Le priorità per rinnovare la strategia beverage secondo Circana. 

Ma quali sono i driver dell'evoluzione del mercato beverage? 

  • Nuovi consumatori, nuove occasioni: i cambiamenti negli stili di vita e nei rituali stanno ridefinendo l’accezione delle bevande, richiedendo ai brand di adattare la propria offerta a modelli di consumo in evoluzione.
  • Crescita nei segmenti adiacenti: le categorie al di fuori dell'alcol tradizionale stanno accelerando e avranno un impatto crescente sul settore dei vini e dei superalcolici.
  • La sostenibilità come motore di crescita: non è più solo una questione di conformità; la sostenibilità ora rappresenta un'opportunità commerciale, sebbene limitata dalla disponibilità e dall'accessibilità economica. I brand che sapranno spiccare su entrambi i fronti otterranno un vantaggio competitivo.

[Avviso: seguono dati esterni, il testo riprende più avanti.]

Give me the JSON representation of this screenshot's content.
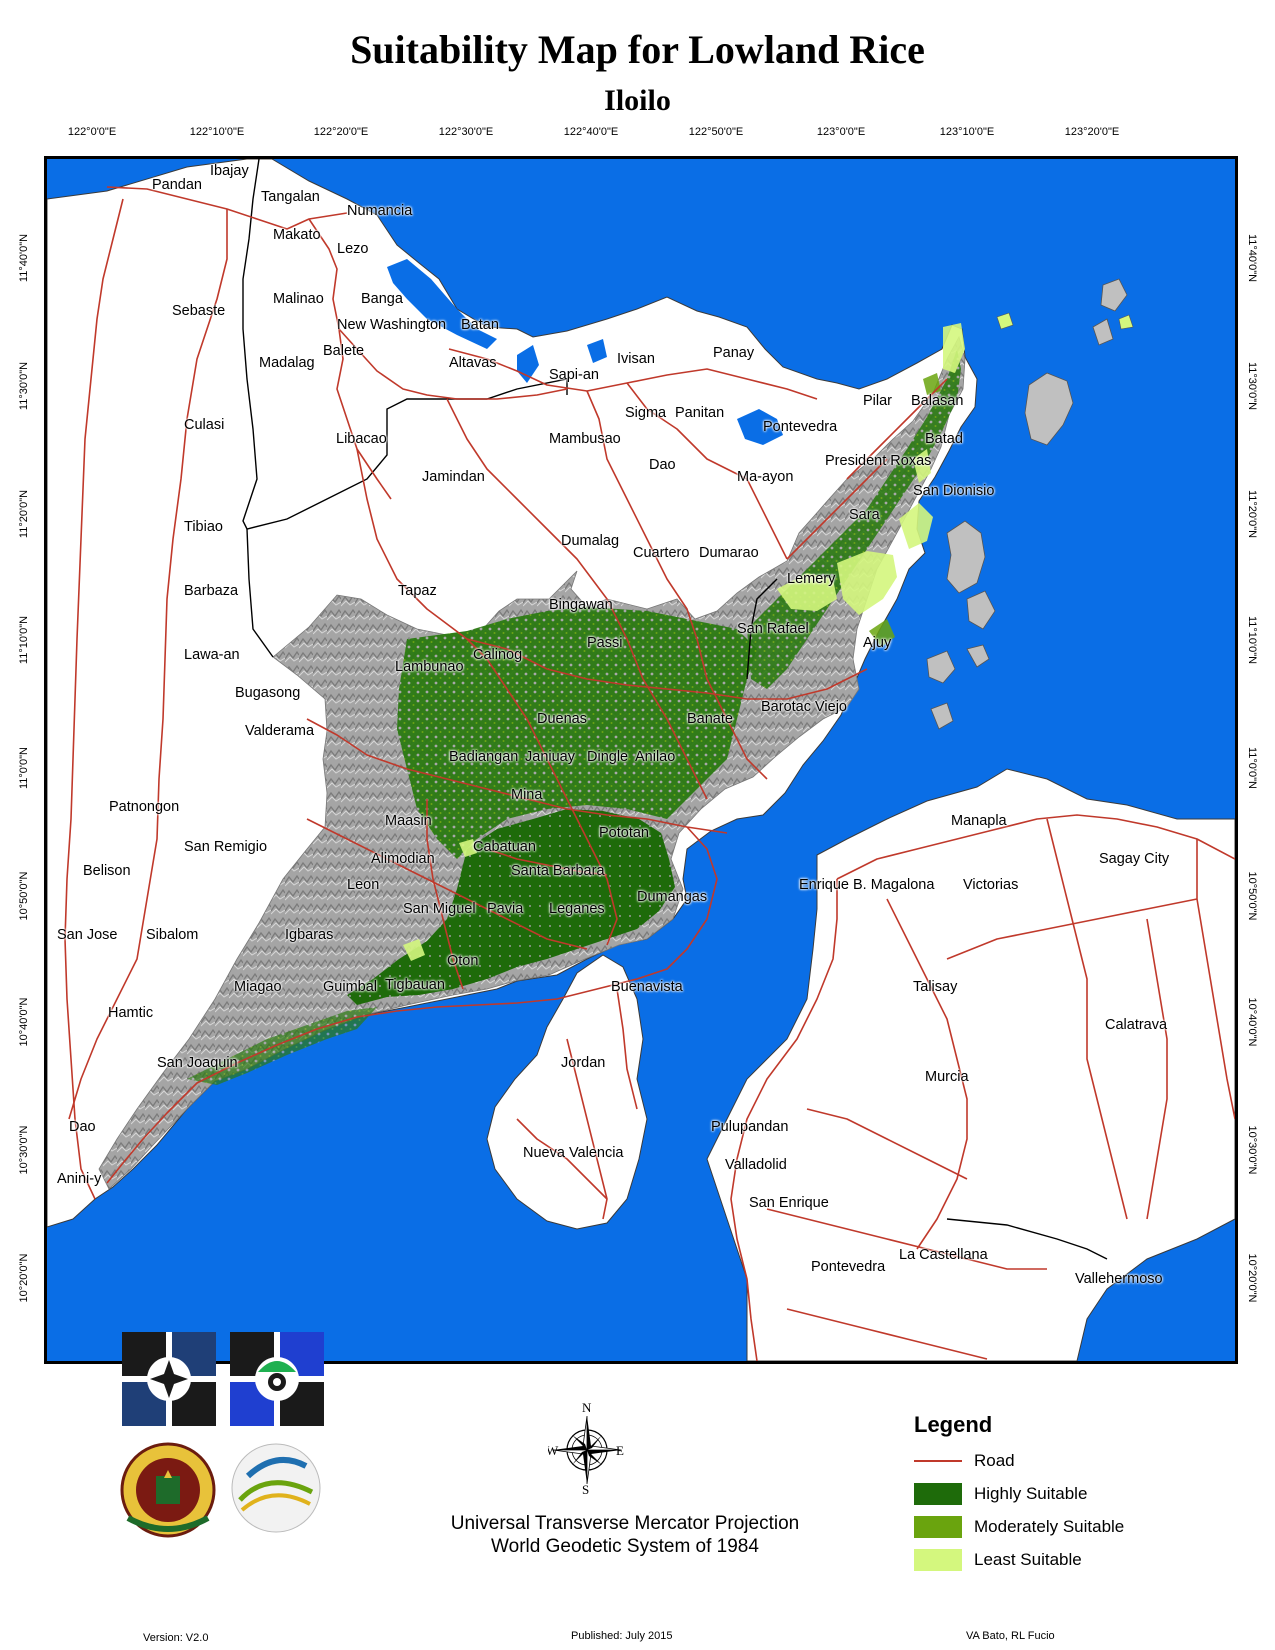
{
  "title": "Suitability Map for Lowland Rice",
  "subtitle": "Iloilo",
  "graticule": {
    "longitudes": [
      "122°0'0\"E",
      "122°10'0\"E",
      "122°20'0\"E",
      "122°30'0\"E",
      "122°40'0\"E",
      "122°50'0\"E",
      "123°0'0\"E",
      "123°10'0\"E",
      "123°20'0\"E"
    ],
    "latitudes": [
      "11°40'0\"N",
      "11°30'0\"N",
      "11°20'0\"N",
      "11°10'0\"N",
      "11°0'0\"N",
      "10°50'0\"N",
      "10°40'0\"N",
      "10°30'0\"N",
      "10°20'0\"N"
    ]
  },
  "places": [
    "Ibajay",
    "Pandan",
    "Tangalan",
    "Numancia",
    "Makato",
    "Lezo",
    "Malinao",
    "Banga",
    "Sebaste",
    "New Washington",
    "Batan",
    "Balete",
    "Madalag",
    "Altavas",
    "Ivisan",
    "Panay",
    "Sapi-an",
    "Culasi",
    "Libacao",
    "Mambusao",
    "Sigma",
    "Panitan",
    "Pontevedra",
    "Pilar",
    "Balasan",
    "Batad",
    "Dao",
    "Ma-ayon",
    "President Roxas",
    "Jamindan",
    "San Dionisio",
    "Sara",
    "Tibiao",
    "Dumalag",
    "Cuartero",
    "Dumarao",
    "Lemery",
    "Barbaza",
    "Tapaz",
    "Bingawan",
    "Passi",
    "San Rafael",
    "Ajuy",
    "Lawa-an",
    "Calinog",
    "Lambunao",
    "Bugasong",
    "Duenas",
    "Banate",
    "Barotac Viejo",
    "Valderama",
    "Badiangan",
    "Janiuay",
    "Dingle",
    "Anilao",
    "Mina",
    "Patnongon",
    "Maasin",
    "Pototan",
    "Manapla",
    "Cabatuan",
    "San Remigio",
    "Alimodian",
    "Santa Barbara",
    "Sagay City",
    "Belison",
    "Leon",
    "Dumangas",
    "Enrique B. Magalona",
    "Victorias",
    "San Miguel",
    "Pavia",
    "Leganes",
    "San Jose",
    "Sibalom",
    "Igbaras",
    "Oton",
    "Miagao",
    "Guimbal",
    "Tigbauan",
    "Buenavista",
    "Talisay",
    "Hamtic",
    "Calatrava",
    "San Joaquin",
    "Jordan",
    "Murcia",
    "Dao",
    "Pulupandan",
    "Nueva Valencia",
    "Valladolid",
    "Anini-y",
    "San Enrique",
    "La Castellana",
    "Pontevedra",
    "Vallehermoso"
  ],
  "legend": {
    "title": "Legend",
    "items": [
      {
        "label": "Road",
        "kind": "line",
        "color": "#c0392b"
      },
      {
        "label": "Highly Suitable",
        "kind": "fill",
        "color": "#1e6b0a"
      },
      {
        "label": "Moderately Suitable",
        "kind": "fill",
        "color": "#6aa40e"
      },
      {
        "label": "Least Suitable",
        "kind": "fill",
        "color": "#d4f77e"
      }
    ]
  },
  "compass": {
    "n": "N",
    "s": "S",
    "e": "E",
    "w": "W"
  },
  "projection": {
    "line1": "Universal Transverse Mercator Projection",
    "line2": "World Geodetic System of 1984"
  },
  "footer": {
    "version": "Version: V2.0",
    "published": "Published: July 2015",
    "authors": "VA Bato, RL Fucio"
  },
  "colors": {
    "sea": "#0a6ee6",
    "land": "#ffffff",
    "terrain": "#a8a8a8",
    "road": "#c0392b",
    "boundary": "#000000"
  }
}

  • Innovazione con uno scopo: una vera reinvenzione nel design del prodotto, nei prezzi, nella distribuzione e nell'engagement dei consumatori, e non solo promozioni a breve termine. Tutto questo sarà ciò che renderà nuovamente rilevanti e desiderabili i vini e i superalcolici.
  • La moderazione ridefinisce la domanda: l'ascesa nel gradimento del basso/zero alcol riflette un cambiamento strutturale verso la moderazione e la sotto-consunzione. Sebbene ciò modificherà la domanda di categoria entro il 2045, l'eredità storica e l'artigianalità dei brand rimangono asset potenti.